Intel 660p Series M.2 2280 1TB PCIe NVMe $ 82.99

I also bit when their Black Friday sales went live overnight.

Just as a heads up to prospective buyers: this drive uses QLC flash memory, so don't pick this up as an OS replacement drive. Perfect option as a Steam/games drive, though.
 
Use it on a drive you don't expect to use completely full. I have 3 660p drives in service. One as the OS drive on my Macbook Air and one as a OS drive on our Windows family gaming machine (games load from other SSD's). The only usage that I found it sucked at was as a cache drive for PrimoCache, which filled it up to 800GB (what I allocated)...and then it still worked ok, it just ran out of cache very quickly and was slow to write anything larger than about 10GB.

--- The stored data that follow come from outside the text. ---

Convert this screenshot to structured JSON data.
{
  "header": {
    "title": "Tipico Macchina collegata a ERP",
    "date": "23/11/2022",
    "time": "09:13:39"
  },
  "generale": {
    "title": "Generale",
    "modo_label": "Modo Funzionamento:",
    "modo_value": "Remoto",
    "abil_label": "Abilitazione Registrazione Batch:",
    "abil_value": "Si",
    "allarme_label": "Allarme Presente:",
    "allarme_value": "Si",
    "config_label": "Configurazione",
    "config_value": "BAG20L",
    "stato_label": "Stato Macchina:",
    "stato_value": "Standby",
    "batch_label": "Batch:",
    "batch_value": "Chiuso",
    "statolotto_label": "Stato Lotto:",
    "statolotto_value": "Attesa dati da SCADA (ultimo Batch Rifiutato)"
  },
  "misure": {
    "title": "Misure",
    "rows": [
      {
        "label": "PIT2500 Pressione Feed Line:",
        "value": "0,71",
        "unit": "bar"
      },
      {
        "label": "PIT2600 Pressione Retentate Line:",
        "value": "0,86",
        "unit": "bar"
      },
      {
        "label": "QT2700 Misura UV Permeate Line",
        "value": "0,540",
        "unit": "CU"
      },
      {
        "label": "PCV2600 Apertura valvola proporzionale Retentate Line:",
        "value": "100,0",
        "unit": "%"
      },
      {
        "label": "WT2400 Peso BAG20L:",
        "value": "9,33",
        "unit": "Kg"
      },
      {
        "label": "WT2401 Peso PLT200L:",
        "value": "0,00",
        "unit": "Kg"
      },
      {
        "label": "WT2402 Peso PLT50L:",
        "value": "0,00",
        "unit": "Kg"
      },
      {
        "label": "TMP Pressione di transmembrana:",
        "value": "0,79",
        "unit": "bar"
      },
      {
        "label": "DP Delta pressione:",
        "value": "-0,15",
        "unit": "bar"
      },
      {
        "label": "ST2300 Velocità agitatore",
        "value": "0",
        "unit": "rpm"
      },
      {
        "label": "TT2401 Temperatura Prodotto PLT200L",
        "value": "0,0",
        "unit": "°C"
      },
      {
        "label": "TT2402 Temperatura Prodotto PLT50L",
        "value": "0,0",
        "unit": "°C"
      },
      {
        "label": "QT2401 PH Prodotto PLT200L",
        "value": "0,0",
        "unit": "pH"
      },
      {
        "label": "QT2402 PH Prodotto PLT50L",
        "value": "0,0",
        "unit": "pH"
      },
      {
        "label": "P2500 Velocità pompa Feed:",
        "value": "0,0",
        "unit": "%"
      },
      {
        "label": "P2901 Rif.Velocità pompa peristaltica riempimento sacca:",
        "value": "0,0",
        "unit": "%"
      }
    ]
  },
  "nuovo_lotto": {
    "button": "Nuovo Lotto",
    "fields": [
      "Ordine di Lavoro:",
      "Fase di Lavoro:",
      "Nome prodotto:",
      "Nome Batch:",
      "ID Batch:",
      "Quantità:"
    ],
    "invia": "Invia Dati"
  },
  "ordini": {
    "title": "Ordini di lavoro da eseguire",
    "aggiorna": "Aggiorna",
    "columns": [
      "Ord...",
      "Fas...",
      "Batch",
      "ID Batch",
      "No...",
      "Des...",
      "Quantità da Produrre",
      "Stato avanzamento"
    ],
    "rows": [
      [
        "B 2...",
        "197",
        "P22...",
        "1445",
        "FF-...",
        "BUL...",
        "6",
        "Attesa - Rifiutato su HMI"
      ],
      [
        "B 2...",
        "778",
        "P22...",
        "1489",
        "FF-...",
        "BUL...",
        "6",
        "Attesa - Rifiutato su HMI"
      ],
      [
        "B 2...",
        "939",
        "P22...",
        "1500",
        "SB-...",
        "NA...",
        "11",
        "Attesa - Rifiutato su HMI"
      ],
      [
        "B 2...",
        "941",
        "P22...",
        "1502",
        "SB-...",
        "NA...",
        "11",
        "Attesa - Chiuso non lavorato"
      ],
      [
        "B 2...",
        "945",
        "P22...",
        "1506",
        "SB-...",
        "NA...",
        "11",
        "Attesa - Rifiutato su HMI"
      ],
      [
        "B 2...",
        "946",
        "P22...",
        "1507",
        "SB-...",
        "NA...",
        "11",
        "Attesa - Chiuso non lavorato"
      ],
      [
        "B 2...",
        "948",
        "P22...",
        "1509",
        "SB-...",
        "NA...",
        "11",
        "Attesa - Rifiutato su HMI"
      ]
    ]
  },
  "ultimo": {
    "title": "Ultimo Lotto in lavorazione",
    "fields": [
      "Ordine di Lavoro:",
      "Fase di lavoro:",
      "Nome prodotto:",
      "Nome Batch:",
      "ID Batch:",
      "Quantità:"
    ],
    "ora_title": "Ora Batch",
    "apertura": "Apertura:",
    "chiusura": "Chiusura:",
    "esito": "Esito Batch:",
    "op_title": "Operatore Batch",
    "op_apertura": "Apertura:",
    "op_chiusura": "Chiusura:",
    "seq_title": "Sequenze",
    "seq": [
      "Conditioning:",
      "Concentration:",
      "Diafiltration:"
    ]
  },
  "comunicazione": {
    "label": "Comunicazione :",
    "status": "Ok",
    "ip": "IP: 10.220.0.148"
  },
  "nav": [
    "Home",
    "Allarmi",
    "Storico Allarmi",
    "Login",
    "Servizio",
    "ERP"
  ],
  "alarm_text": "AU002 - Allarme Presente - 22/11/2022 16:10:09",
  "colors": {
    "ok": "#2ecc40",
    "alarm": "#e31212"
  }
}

For cacheing or intense and constant large writes, I would stay away. But for anything else, they are fine...and don't use much power (good for notebooks). I wouldn't use this a scratch drive for video editing, I'll put it that way.
 
So fro a main drive is the Inland M.2 from MC a better option?
The inland is faster and won't slow down when full. If you fill drives over 90% and move large files you might notice slowdowns with the Intel drive, otherwise it's probably fine.
 
The only thing about the inlands and other 'cheaper' products is the soldering can be less than world-class (intel level) and can result in drive failures when the soldering fails vs the drive. (Seen this on other inexpensive ssds.)
 
The only thing about the inlands and other 'cheaper' products is the soldering can be less than world-class (intel level) and can result in drive failures when the soldering fails vs the drive. (Seen this on other inexpensive ssds.)

Would the NAND version going for about $70 be the better option vs. the M.2 for the inland?
 
Good to know, thank you. There is a lot more terminology with SSD's for sure, so it's confusing. I might look back at the Samsung EVO then.
To me that's the only difference these days between the more expensive brands of products with the same specs--build quality. And when these electronics don't have any moving parts, it's only the soldering and how good it is that really determines the lifespan.